Tension Pneumothorax
Emergency Medicine
Illness script · Emergency Medicine
Tension Pneumothorax
Air trapped under pressure in the pleural space causing mediastinal shift, obstructive shock, and cardiorespiratory collapse.
This illness script for Tension Pneumothorax covers predisposing factors, classic presentation, mechanism, workup, management, and the clinical pivots that separate it from look-alikes—written for USMLE Step 1 and clerkship reasoning.
01
Predisposing factors
- Mechanical ventilation (positive pressure) — highest risk setting
- Penetrating or blunt chest trauma
- Spontaneous pneumothorax progressing with one-way valve mechanism
- Central line placement complication
- COPD/asthma with air-trapping, tall thin males
02
Presentation
- Acute respiratory distress with hypoxia and tachycardia
- Hypotension (obstructive shock) — the key 'tension' feature
- Absent/decreased breath sounds on ipsilateral side
- Tracheal deviation away from affected side (late, unreliable sign)
- Distended neck veins (JVD) — may be absent if hypovolemic
- Traumatic context: may present as PEA arrest
03
Pathophysiology
- One-way valve allows air into pleural space but not out
- Progressive pressure collapses ipsilateral lung
- Mediastinum shifts contralaterally, kinking great vessels (SVC/IVC)

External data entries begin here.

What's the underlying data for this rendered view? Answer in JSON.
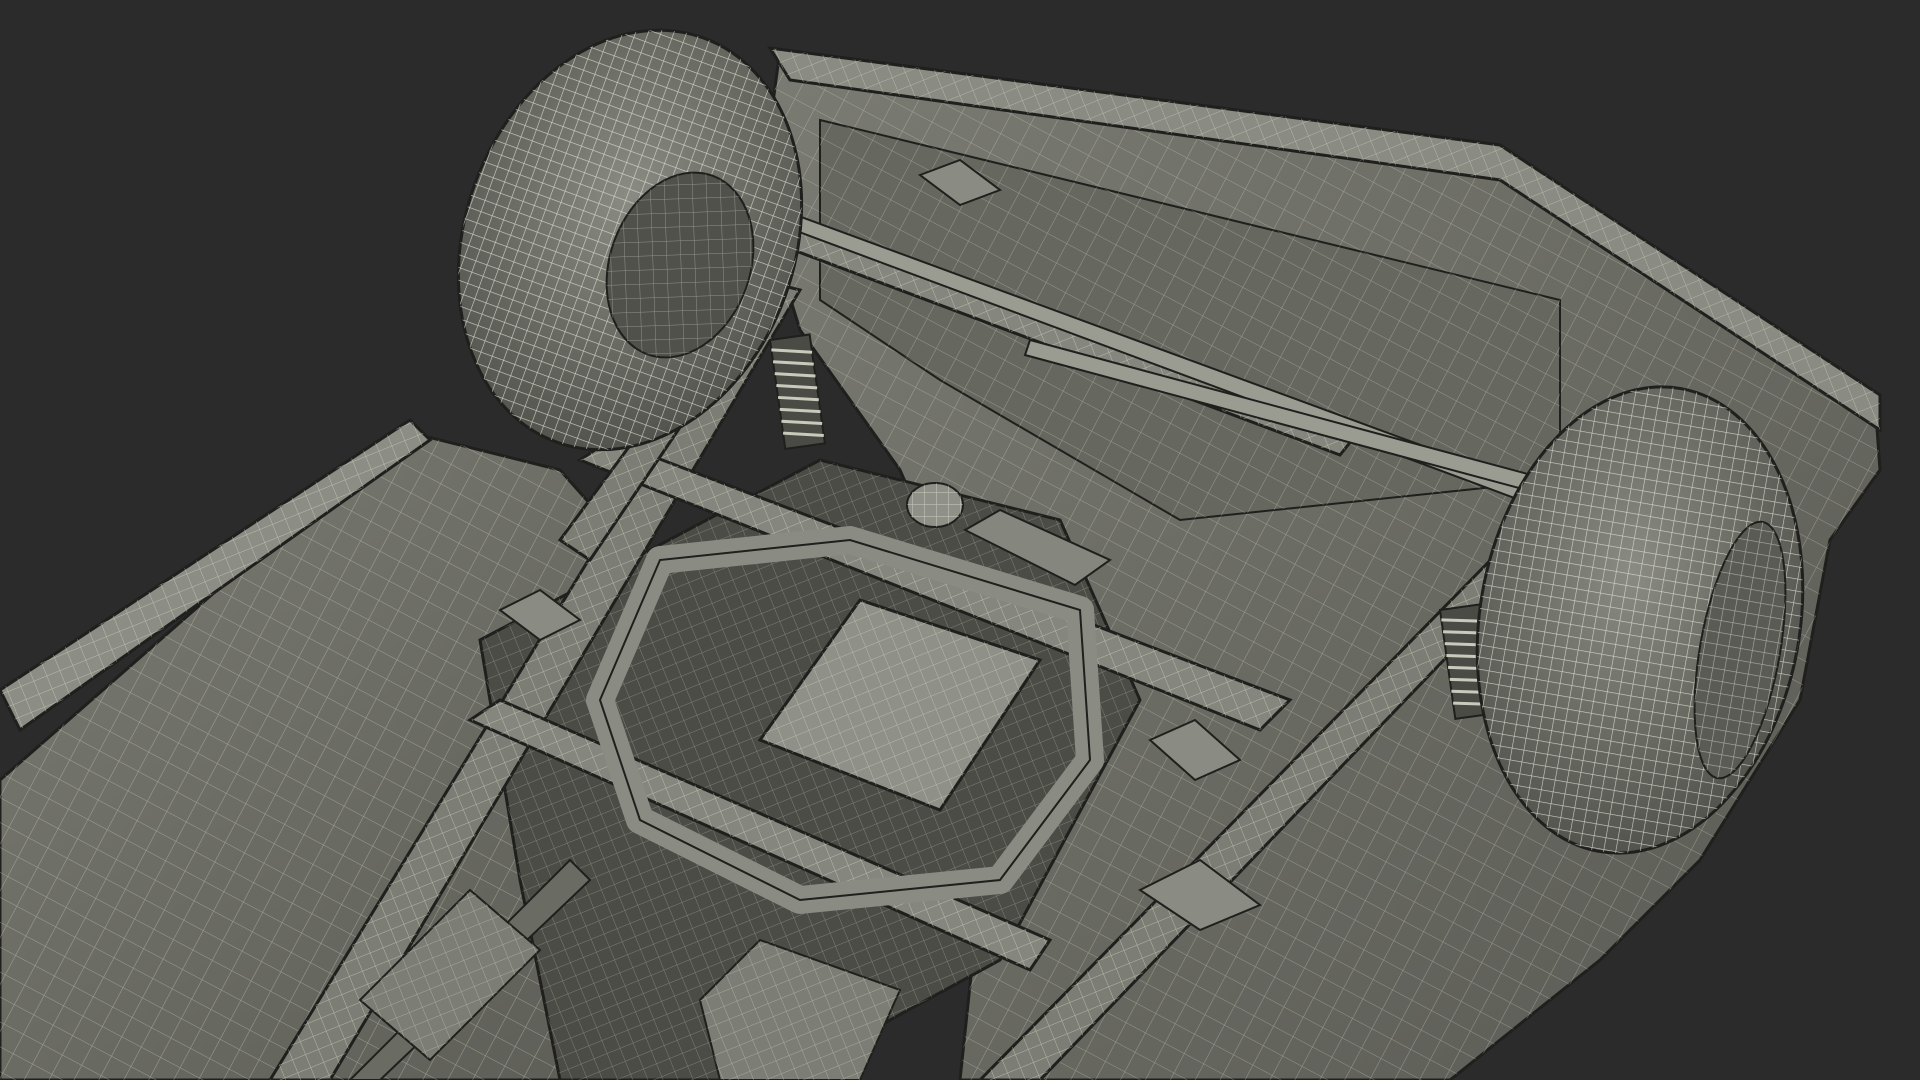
{
  "image": {
    "subject": "",
    "background_color": "#2b2b2b",
    "mesh_fill_color": "#6f7068",
    "mesh_shade_color": "#55564f",
    "mesh_dark_color": "#3b3c37",
    "wire_color": "#d8dacb",
    "edge_color": "#1f201d",
    "labels": []
  }
}
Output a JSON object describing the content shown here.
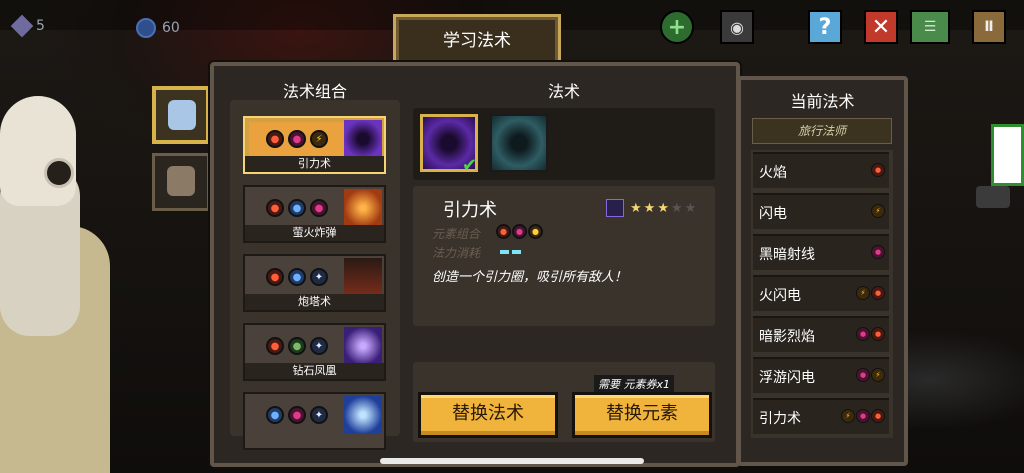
{
  "hud": {
    "gems": "5",
    "coins": "60",
    "help_icon": "?"
  },
  "learn_tab": "学习法术",
  "columns": {
    "combos": "法术组合",
    "spells": "法术"
  },
  "combos": [
    {
      "name": "引力术",
      "elements": [
        "fire",
        "dark",
        "bolt"
      ],
      "selected": true
    },
    {
      "name": "萤火炸弹",
      "elements": [
        "fire",
        "ice",
        "dark"
      ],
      "selected": false
    },
    {
      "name": "炮塔术",
      "elements": [
        "fire",
        "ice",
        "cross"
      ],
      "selected": false
    },
    {
      "name": "钻石凤凰",
      "elements": [
        "fire",
        "earth",
        "cross"
      ],
      "selected": false
    },
    {
      "name": "",
      "elements": [
        "ice",
        "dark",
        "cross"
      ],
      "selected": false
    }
  ],
  "spell_detail": {
    "title": "引力术",
    "stars": 3,
    "max_stars": 5,
    "element_label": "元素组合",
    "mana_label": "法力消耗",
    "description": "创造一个引力圈，吸引所有敌人！"
  },
  "buttons": {
    "replace_spell": "替换法术",
    "replace_element": "替换元素",
    "need_note": "需要 元素券x1"
  },
  "current": {
    "title": "当前法术",
    "subtitle": "旅行法师",
    "items": [
      {
        "name": "火焰",
        "elements": [
          "fire"
        ]
      },
      {
        "name": "闪电",
        "elements": [
          "bolt"
        ]
      },
      {
        "name": "黑暗射线",
        "elements": [
          "dark"
        ]
      },
      {
        "name": "火闪电",
        "elements": [
          "bolt",
          "fire"
        ]
      },
      {
        "name": "暗影烈焰",
        "elements": [
          "dark",
          "fire"
        ]
      },
      {
        "name": "浮游闪电",
        "elements": [
          "dark",
          "bolt"
        ]
      },
      {
        "name": "引力术",
        "elements": [
          "bolt",
          "dark",
          "fire"
        ]
      }
    ]
  },
  "colors": {
    "accent_gold": "#f0b33b",
    "panel": "#2c2722",
    "border": "#615649"
  }
}
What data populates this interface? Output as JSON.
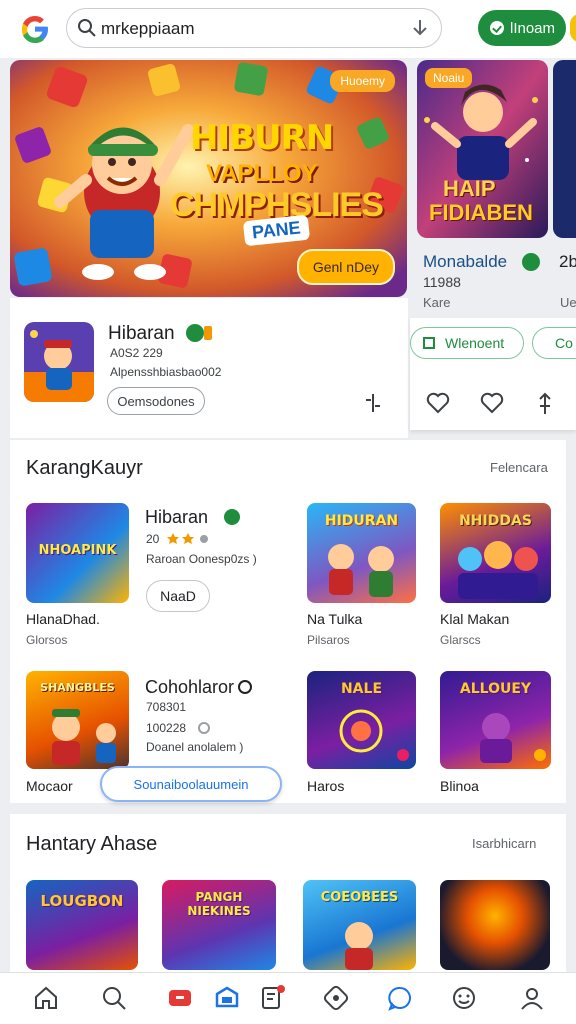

- Venous return drops → obstructive shock → PEA arrest if untreated
04
Diagnostics
- Clinical diagnosis — DO NOT delay treatment for imaging
- CXR (if stable): hyperlucency, absent lung markings, mediastinal shift, flattened diaphragm
- Tracheal deviation on CXR is a late/unreliable sign — act before it appears
- POCUS: absent lung sliding + absent B-lines ipsilaterally, confirms quickly at bedside
- Pitfall: intubated patients may deteriorate suddenly — always suspect tension
05
Management
- Immediate needle decompression: 2nd ICS midclavicular line (or 4th–5th ICS anterior axillary line)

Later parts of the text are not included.